What makes Pasatiempo Golf Club one of MacKenzie's greatest designs?

Pasatiempo Golf Club

Some golf courses are so steeped in history that the impact seems to hit you the second you step on to the property. Pasatiempo Golf Club in Santa Cruz, California is one of those destinations.

This is more than a golf course; it is a historic architectural masterpiece and, for many lovers of the game, one of Dr. Alister MacKenzie’s most treasured works.  Designed in 1928 and opened in September 1929 at the dawn of the Golden Age of golf architecture, Pasatiempo represents MacKenzie’s belief that strategy, contour, and natural terrain should dominate how a course plays. 

The course was commissioned by Marion Hollins, a remarkable sportswoman and visionary who sought to build “the best course west of the Mississippi.” 



It was meant to be

She brought MacKenzie to California after knowing his work at Cypress Point and recognizing his genius. When the layout opened, golf luminaries such as Bobby Jones, who would later recruit MacKenzie to co-design Augusta National with him, were among the first to play this remarkable hill-laden site overlooking the Monterey Bay. 

MacKenzie himself was so enamored with Pasatiempo that he chose to make it his home.  He lived beside the sixth fairway until his death in 1934, and to this day a plaque marks the site where the course’s creator watched over play on the land he shaped. 

Over the decades, Pasatiempo maintained its reputation as a classic, but like many courses touched by time and changing agronomic practices, some of its original contours, especially on greens and bunkers, had softened or shifted.

Maintaining the aggressive, movement-rich surfaces that MacKenzie intended proved increasingly difficult as agronomic practices evolved and generations of topdressing and bunker adjustments dulled strategic complexity. 

To restore this legendary course to its original glory, the club embarked on a comprehensive restoration project that launched in April 2023 with a bold goal: to bring the course back as closely as possible to MacKenzie’s original design intent.

The restoration was led by renowned golf architect Jim Urbina, whose connection with Pasatiempo spans decades, and involved collaboration with Theisen Downing of Earthsculptures, Brett Hochstein of Hochstein Design, and longtime club superintendent Justin Mandon.
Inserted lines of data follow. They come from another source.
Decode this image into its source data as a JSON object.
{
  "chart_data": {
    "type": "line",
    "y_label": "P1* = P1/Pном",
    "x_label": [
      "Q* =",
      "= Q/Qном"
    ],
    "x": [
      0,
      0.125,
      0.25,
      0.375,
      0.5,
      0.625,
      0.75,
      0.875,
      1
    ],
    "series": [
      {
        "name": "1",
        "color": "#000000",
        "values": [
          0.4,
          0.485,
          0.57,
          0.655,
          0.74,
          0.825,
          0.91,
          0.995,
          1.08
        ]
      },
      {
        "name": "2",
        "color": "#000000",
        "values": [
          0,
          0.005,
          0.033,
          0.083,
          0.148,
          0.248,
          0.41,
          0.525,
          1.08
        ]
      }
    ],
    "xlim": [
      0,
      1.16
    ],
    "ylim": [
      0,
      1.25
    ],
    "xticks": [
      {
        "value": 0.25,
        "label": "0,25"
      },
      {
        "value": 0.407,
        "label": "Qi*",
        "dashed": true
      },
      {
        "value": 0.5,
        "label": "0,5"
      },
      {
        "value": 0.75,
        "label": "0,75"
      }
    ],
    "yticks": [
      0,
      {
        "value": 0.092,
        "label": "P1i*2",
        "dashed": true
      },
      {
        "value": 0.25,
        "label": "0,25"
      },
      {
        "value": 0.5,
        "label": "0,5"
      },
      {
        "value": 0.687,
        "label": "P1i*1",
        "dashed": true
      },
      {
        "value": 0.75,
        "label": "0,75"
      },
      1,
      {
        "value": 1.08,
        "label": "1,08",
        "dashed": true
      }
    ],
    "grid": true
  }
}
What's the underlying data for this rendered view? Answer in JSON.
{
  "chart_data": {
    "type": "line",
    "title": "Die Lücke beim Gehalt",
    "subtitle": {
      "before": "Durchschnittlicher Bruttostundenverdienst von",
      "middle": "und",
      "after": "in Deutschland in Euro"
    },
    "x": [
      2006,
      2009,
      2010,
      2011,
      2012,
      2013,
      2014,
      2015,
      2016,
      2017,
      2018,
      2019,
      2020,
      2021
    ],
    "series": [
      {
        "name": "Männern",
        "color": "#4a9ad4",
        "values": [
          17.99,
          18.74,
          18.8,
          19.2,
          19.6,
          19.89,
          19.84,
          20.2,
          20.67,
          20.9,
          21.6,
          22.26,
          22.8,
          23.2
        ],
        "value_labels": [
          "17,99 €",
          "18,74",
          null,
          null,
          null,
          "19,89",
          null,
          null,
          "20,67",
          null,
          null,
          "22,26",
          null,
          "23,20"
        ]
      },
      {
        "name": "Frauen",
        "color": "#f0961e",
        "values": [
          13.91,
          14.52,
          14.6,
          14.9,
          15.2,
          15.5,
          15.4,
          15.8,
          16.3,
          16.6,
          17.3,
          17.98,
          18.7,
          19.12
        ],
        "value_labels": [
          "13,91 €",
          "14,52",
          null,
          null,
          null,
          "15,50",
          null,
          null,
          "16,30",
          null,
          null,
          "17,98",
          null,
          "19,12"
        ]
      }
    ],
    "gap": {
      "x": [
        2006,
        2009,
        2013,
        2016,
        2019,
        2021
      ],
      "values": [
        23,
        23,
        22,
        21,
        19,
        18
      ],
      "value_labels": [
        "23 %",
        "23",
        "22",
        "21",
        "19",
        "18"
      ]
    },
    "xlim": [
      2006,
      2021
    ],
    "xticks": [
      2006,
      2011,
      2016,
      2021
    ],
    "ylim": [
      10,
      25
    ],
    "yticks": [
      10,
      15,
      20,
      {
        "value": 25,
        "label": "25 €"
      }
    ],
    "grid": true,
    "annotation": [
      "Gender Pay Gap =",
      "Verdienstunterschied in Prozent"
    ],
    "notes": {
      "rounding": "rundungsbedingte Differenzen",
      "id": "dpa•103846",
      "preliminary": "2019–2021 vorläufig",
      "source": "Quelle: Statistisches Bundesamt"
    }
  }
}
What made this project particularly rare and meaningful was both its scope and fidelity to history.  

Over an 18-month period concluding in December 2024, every green complex was cored out and rebuilt with modern USGA specifications and Pure Distinction bentgrass.  This approach delivered consistent firmness, improved drainage, and restored contours that had been lost to decades of top-dressing and buildup.  

According to club leadership, the aim wasn’t just aesthetic as restoring green shapes was the most important step to bring back MacKenzie’s original design philosophy, allowing contours and angles to once again influence shot making. 

Bunkers across the course were rebuilt to closely match MacKenzie’s original profiles, including dramatic shapes such as the “whale tail” on the par-4 16th and intricate hazards surrounding other greens. 

The restored bunkers not only honor historic profiles, but they also bring back the strategic choices intended by MacKenzie, where angles of entry and exit have real consequences on shot selection. 

Restoration work wasn’t limited to greens and bunkers though.  The process also addressed turf health and playability.  

Bringing in modern bentgrass and improving drainage means the course can maintain firm, responsive conditions without relying on the heavier Poa annua surfaces that once dominated which is an important advancement for both playability and sustainability. 

The reaction from those who have played the restored course has been overwhelmingly positive.  

Ken Woods, longtime head professional at Pasatiempo, summed up the sentiment with our friends at Links Nation saying : “We are really happy with how the finished product came out. Jim and his team did a fantastic job — especially on the greens, where we have reclaimed so many hole locations.” 

Today, Pasatiempo stands as both a monument to MacKenzie’s genius and a living piece of golf architecture brought back to life for modern players. 

It remains one of the few places where the architect’s original strategic intent, so closely tied to his work at Cypress Point and Augusta National, can be experienced in its purest form and more importantly can be accessed by public golfers.

Pasatiempo is not just a test of ball striking, but a study in how ground, contours, and design philosophy can define a golf experience.  It embodies the idea that architecture matters, not just nostalgia, and that sometimes looking forward means going back to the way the game was meant to be played.